Per il centrocampo, invece, un acquisto sembra obbligatorio. Donadel, duole dirlo, ha dato fin troppe prove di essere inadeguato. Non per limiti tecnici, quanto per stato di forma, che stenta a ritrovare un livello accettabile. L’ex-viola corre davvero poco e resta nell’ombra per tre quarti di gara, finché ha la benzina per rimanere in campo. In interdizione è quasi assente, in costruzione si limita al minimo indispensabile, talvolta sbagliando anche appoggi facili. Behrami, dal canto suo, è una splendida sicurezza, ma da solo non può bastare. Inler va ad intermittenza, ma si può puntare su di lui. Dzemaili è un ottimo jolly ma non può tappare qualsiasi buco: serve assolutamente un centrale, dai piedi decenti e capace di fare schermo.
Proprio l’attacco, ovvero il reparto maggiormente indicato come spazio di necessarie integrazioni, sembra quello meno in difficoltà: permane il problema dell’imprecisione, ma non mancano gli uomini. Solo un’eventuale cessione di Vargas aprirebbe il bisogno di un nuovo elemento, in quel caso una vera prima punta che faccia rifiatare Cavani.

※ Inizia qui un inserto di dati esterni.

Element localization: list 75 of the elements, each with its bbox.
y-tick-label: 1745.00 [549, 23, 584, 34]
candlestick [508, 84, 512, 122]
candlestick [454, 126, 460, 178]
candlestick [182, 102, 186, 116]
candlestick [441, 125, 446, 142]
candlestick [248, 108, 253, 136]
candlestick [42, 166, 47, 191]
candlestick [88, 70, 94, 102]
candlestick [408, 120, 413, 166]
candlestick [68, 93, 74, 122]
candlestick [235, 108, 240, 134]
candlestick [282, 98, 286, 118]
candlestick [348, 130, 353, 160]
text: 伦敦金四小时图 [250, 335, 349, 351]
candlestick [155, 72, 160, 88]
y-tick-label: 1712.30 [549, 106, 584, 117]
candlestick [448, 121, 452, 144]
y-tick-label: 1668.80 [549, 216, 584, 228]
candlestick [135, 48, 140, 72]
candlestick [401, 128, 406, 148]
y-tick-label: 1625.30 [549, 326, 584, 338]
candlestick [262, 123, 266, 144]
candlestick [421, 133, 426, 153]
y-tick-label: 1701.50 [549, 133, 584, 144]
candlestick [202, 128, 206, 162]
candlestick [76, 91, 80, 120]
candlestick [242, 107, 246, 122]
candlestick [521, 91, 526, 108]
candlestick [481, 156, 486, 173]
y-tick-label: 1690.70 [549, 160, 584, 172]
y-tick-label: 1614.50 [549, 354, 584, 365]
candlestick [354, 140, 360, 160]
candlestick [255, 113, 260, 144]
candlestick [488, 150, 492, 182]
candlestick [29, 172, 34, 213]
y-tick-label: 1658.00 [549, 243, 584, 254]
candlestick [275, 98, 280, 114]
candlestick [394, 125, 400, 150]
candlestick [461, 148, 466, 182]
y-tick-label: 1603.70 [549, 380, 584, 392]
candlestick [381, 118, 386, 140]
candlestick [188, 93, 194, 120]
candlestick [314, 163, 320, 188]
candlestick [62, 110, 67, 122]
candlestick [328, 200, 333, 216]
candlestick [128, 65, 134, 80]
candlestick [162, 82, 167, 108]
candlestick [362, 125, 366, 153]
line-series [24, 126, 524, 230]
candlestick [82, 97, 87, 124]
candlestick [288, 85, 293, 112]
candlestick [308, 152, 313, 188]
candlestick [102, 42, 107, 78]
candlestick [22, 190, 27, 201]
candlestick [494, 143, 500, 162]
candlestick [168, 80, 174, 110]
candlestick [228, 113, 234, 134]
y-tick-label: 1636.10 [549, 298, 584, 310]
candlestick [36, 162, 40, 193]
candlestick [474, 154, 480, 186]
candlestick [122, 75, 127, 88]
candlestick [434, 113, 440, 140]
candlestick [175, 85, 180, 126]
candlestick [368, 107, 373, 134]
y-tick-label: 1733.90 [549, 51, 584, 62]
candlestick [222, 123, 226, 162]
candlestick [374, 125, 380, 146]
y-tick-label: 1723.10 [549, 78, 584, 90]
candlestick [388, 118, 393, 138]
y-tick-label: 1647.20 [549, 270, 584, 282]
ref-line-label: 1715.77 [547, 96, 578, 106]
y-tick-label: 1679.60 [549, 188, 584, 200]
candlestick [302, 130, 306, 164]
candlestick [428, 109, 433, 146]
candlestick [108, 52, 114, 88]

Ma il mercato è ancora lontano e c’è da lavorare prima di tutto con gli uomini a disposizione. Dopo gli sbandamenti della difesa, tormentone principale fino a novembre, il difetto dicembrino più ricorrente è stata una squadra spesso lunga e sfilacciata, senza collegamenti fra i reparti e con una fastidiosa repulsione alla corsa senza palla. Poco aiuto reciproco fra i giocatori, spesso fermi sul posto ad aspettare il pallone; difficoltà anche in ripiegamento, con l’inevitabile solitudine del trio difensivo che, pur colpevole in qualche caso, miracoli non può farne. Se in qualche periodo dell’anno la prestanza atletica non consente di esprimere brillantezza ed esplosività, va comunque migliorata la copertura di tutte le zone del campo (la Juventus è un ottimo modello in questo aspetto) e va resa più “intelligente” la corsa: in una squadra ben organizzata e ben disposta, c’è anche meno bisogno di sfiancarsi e di conseguenza il rendimento e la resistenza atletica aumentano. Quando invece una formazione tende a perdere l’orientamento ed allungarsi, è inevitabile che tutti debbano correre di più e si stanchino prima. Una squadra corta è in grado anche di aiutare i portatori e quindi migliorare la manovra, oltre a semplificare il lavoro di copertura e contenimento offrendo meno spazi agli avversari.
Non c’è dubbio che lo staff tecnico-tattico del Napoli sia sempre al lavoro su questi aspetti, ma se è così allora la squadra al momento non risponde bene alle direttive. La pausa potrà servire a riordinare un po’ le idee, e poi a pianificare al meglio le operazioni di mercato, che mai come adesso appaiono davvero fondamentali.